Miss India Worldwide India
- Formation: 1990
- Type: Beauty Pageant
- Location: India;
- Members: Miss India Worldwide
- Official language: Standard Hindi, English

= Miss India Worldwide India =

National beauty pageant

Miss India Worldwide India is a national beauty pageant in India that sends its winner to Miss India Worldwide. The incumbent titleholder is Apeksha Porwal from Mumbai who was 1st runner-up in Miss India Worldwide 2015 held in Mumbai, India

==History==
India has been participating in Miss India Worldwide pageant since its inception in 1990. Karminder Kaur Virk made history in 1994 as the first Indian and Asian delegate to win the coveted title.
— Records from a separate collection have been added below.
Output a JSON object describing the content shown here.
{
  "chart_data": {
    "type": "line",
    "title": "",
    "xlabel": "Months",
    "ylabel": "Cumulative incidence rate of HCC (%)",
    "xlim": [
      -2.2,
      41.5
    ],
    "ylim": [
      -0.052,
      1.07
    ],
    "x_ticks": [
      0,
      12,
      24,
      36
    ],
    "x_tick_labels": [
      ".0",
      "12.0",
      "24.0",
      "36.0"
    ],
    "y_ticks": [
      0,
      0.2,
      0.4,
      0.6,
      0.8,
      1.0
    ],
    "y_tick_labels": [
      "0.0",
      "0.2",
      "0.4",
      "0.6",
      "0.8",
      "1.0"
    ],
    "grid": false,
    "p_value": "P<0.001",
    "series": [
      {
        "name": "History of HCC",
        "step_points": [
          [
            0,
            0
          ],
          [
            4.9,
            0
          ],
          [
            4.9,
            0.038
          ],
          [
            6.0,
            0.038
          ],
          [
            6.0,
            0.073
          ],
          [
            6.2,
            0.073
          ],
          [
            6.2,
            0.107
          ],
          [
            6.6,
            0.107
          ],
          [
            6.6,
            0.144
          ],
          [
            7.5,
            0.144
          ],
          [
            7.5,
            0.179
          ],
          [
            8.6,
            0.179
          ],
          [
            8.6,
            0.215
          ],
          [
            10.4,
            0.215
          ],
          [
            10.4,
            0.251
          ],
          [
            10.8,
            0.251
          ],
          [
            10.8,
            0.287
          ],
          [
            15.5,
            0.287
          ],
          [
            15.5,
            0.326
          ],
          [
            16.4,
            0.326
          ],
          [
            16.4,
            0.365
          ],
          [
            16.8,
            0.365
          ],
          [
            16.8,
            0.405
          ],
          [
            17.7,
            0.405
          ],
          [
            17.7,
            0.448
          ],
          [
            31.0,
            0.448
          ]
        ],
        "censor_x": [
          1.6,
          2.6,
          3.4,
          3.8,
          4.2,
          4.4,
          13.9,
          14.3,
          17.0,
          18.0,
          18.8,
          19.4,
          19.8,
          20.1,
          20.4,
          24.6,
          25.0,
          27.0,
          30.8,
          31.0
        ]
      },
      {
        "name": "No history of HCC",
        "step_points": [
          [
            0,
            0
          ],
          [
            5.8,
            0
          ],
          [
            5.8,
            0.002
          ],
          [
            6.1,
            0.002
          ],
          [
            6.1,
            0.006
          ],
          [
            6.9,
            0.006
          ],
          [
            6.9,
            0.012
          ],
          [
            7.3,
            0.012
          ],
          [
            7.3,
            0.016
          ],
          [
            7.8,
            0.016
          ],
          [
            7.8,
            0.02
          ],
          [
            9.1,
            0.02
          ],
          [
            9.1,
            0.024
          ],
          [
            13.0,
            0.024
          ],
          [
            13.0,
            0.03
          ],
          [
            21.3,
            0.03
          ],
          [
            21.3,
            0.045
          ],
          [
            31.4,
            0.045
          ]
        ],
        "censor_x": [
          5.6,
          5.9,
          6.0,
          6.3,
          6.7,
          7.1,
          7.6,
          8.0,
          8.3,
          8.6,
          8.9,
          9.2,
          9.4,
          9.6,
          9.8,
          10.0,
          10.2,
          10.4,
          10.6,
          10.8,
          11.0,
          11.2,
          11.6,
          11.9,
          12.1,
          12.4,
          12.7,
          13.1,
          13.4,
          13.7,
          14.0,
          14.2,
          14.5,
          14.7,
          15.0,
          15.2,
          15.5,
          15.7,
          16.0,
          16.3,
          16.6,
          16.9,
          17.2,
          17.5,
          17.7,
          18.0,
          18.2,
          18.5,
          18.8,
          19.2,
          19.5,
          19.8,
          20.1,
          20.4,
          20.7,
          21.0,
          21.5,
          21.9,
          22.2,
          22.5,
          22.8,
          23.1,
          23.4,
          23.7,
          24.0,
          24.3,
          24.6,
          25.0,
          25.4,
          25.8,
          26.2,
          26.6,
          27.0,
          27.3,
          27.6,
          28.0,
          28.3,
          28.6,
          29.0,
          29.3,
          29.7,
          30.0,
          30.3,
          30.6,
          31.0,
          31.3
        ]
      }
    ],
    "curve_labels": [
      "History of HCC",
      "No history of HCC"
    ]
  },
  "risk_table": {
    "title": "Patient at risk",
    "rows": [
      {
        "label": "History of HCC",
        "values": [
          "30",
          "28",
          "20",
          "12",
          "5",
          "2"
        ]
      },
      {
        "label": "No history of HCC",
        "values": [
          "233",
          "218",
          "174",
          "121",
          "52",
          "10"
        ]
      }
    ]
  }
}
Sandhya Chib followed suit in 1996.

Over the years, India has continued to excel in the competition, with a total of five Miss India Worldwide crowns won by Karminder Kaur Virk, Sandhya Chib, Aarti Chhabria, Purva Merchant, and Shagun Sarabhai.

==Titleholders==
- Color key

| Year | Delegate | Placement & Performance |  |
| Placements | Special award(s) |
| 1991 | Rithu Singh | 1st Runner-up |  |
| 1994 | Karminder Kaur Virk | Miss India Worldwide 1994 |  |
| 1996 | Sandhya Chib | Miss India Worldwide 1996 |  |
| 1997 | Sumera Peerbhoy | Unplaced | 1 Special Award Miss Beautiful Eyes; ; |
| 1998 | Himani Isar | Unplaced |  |
| 1999 | Aarti Chhabria | Miss India Worldwide 1999 | 2 Special Awards Miss Photogenic; Most Beautiful Face; ; |
| 2000 | Sheetal Shah | 2nd Runner-up |  |
| 2001 | Anurithi Chikkerpur | Unplaced |  |
| 2002 | Rohini Banjeree | 2nd Runner-up | 2 Special Awards Miss Beautiful Skin; Miss Congeniality; ; |
| 2003 | Purva Merchant | Miss India Worldwide 2003 | 1 Special Award Miss Congeniality; ; |
| 2005 | Anchal Dwivedi | Unplaced |  |
| 2006 | Priyanka Jha | Top 6 |  |
| 2007 | Movina Nagarajan | Top 5 |  |
| 2008 | Shagun Sarabhai | Miss India Worldwide 2008 |  |
| 2009 | Deepthi Mary Varughese | Unplaced |  |
| 2011 | Sukirti Kandpal | Top 10 | 1 Special Award Miss Bollywood Diva; ; |
| 2012 | Eram Karim | Top 11 | 1 Special Award Miss Beautiful Figure; ; |
| 2013 | Preeti Soni | Unplaced |  |
| 2014 | Anugya Sharma | Top 11 |  |
| 2015 | Apeksha Porwal | 1st Runner-up | 1 Special Award Best Talent; ; |
| 2016 | Akila Narayanan | Unplaced |  |
| 2017 | Reena Merchant | Unplaced |  |
| 2018 | Renu Kaushal | Unplaced |  |
| 2019 | Varuna Divekar | Unplaced |  |
| 2022 | Riya Sapkal | Unplaced | 1 Special Award Miss Congeniality; ; |
| 2023 | Aishwarya Dhatingan | Top 5 |  |

== Notes ==
- Karminder Kaur Virk was the 1st runner-up in the Femina Miss India 1993 pageant and represented India at the Miss World 1993 competition.
- Sandhya Chib won the Femina Miss India 1996 title and went on to compete in the Miss Universe 1996 pageant, where she achieved a Top 10 finish.
- Ritu Singh won the Femina Miss India World title in 1991 and represented India at the Miss World 1991 competition, reaching the Top 6 finalists.
- Audrey D'silva, who was the 2nd runner-up in the Miss India Worldwide India 2014 pageant, later participated in the Indian Princess beauty pageant held at Rangsit University in Thailand and won the Best Body subtitle award.
- Apeksha Porwal was crowned Femina Miss India Delhi 2015 and was subsequently selected to represent Delhi at the Femina Miss India 2015 pageant.